Per adesso la campagna di Obama vale solo trecentomila “clic”
07 Aprile 2011
Sono trascorsi appena due giorni dal lancio ufficiale della campagna di Barack Obama per le presidenziali 2012, ma Internet ha già espresso il suo verdetto inappellabile. Il video con cui il presidente Usa ha dato il via alla sua scommessa elettorale è stato visto da meno di 300mila utenti di youtube (con una percentuale di gradimento inferiore al 48%), mentre la parodia della “discesa in campo obamiana” realizzata – non a caso – il 1° aprile dal National Republican Senatorial Committee viaggia speditamente verso il milione di visualizzazioni (con un “consenso” superiore all’85%). Per il candidato che, almeno secondo la vulgata progressista, ha rivoluzionato i metodi di fundraising e di comunicazione virale in rete, si tratta di numeri molto negativi. E gran parte del flop, probabilmente, è da attribuire al video in sé.

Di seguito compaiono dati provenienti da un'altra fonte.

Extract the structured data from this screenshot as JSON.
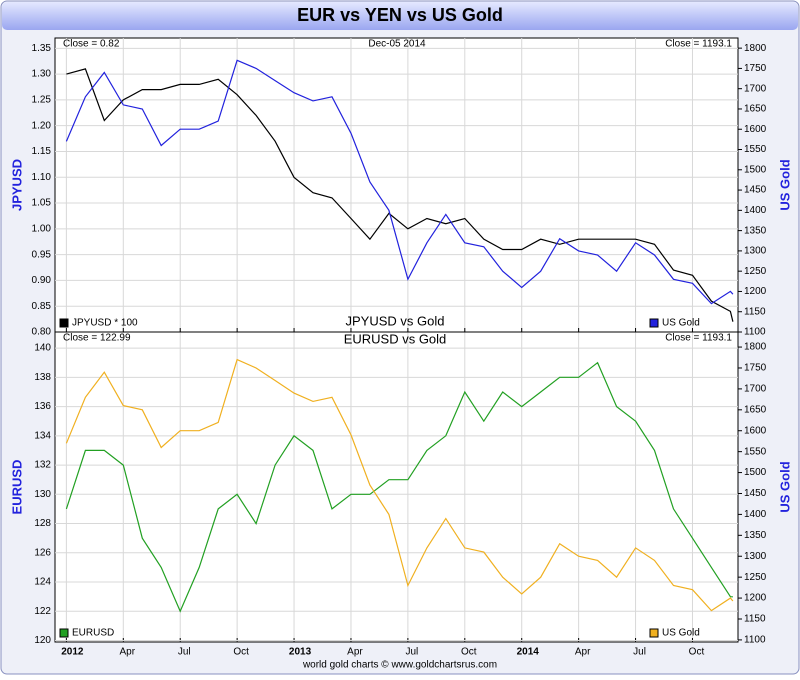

Lo stile di comunicazione scelto per lo spot – fotografia, montaggio, colonna sonora – è volutamente dimesso. Obama, fatta eccezione per una brevissima sequenza dedicata a un comizio, non si vede proprio. Per non parlare del suo vice, Joe Biden, totalmente ignorato (ha ragione chi ipotizza una sua assenza dal ticket per il 2012?). Questa scelta di understatement, che contrasta visibilmente con il look “messianico” del 2008, rivela una palese sensazione di debolezza che mal si concilia con qualsiasi strategia elettorale. Un candidato forte non si nasconde. Mai.
I protagonisti del video, invece, sono i cittadini chiamati da Obama a rappresentare la spina dorsale della sua campagna grassroot. “Il presidente ha troppo da fare – è il messaggio di fondo – dunque tocca a noi iniziare a pedalare verso la Casa Bianca”. E si tratta di una sfilata di personaggi estremamente rappresentativa per capire quale sarà la strategia del Team O. a livello geografico e demografico. Si parte con Ed, un bianco della North Carolina con i capelli brizzolati: il classico indipendente che “non sempre è d’accordo con il presidente” ma naturalmente lo “stima” e ha “fiducia in lui”.
Poi tocca a Gladys, giovane mamma ispanica del Nevada con una famiglia numerosa, che lascia subito spazio a Katherine, quarantenne bianca del Colorado, ancora eccitata dal “sorprendente” risultato elettorale del 2008. Ancora più eccitato è Mike, ventenne newyorkese che purtroppo nel 2008 non ha potuto partecipare all’orgia di “hope” and “change” ma non vede l’ora di rifarsi nel 2012. Ultima in ordine d’apparizione è Alice, afroamericana del Michigan, che si incarica di trasmettere il messaggio principale dello spot. Quello, appunto, che descrive il presidente come troppo impegnato nel risolvere i problemi dell’America per partecipare in prima persona alla campagna. Poi la sfilata riparte da Ed, interrotta soltanto da qualche generica inquadratura di attivisti al lavoro. Poca folla, pochi sorrisi, niente Obama.
Due minuti (e dieci secondi) sostanzialmente inutili, insomma, se non per avere la conferma che il presidente punterà a compattare la coalizione di giovani, neri, latinos, donne single e indipendenti dei sobborghi che lo ha portato alla Casa Bianca nel 2008. Una strategia poco ispirata, soprattutto considerando il fatto che Suburbia è ormai in rivolta contro i democratici e che la base progressista è in fase prolungata di depressione. Proprio come poco ispirato – almeno mediaticamente – è sembrato questo inizio di campagna. Secondo gli analisti, Obama punta a raccogliere un miliardo di dollari in questo ciclo elettorale. Nel 2008, primarie contro Hillary Clinton comprese, si era fermato a 750 milioni. Se qualcuno davvero pensa che oggi l’appeal del presidente sia superiore a quello di trenta mesi fa, è arrivato il momento di dare una ripassata all’aritmetica.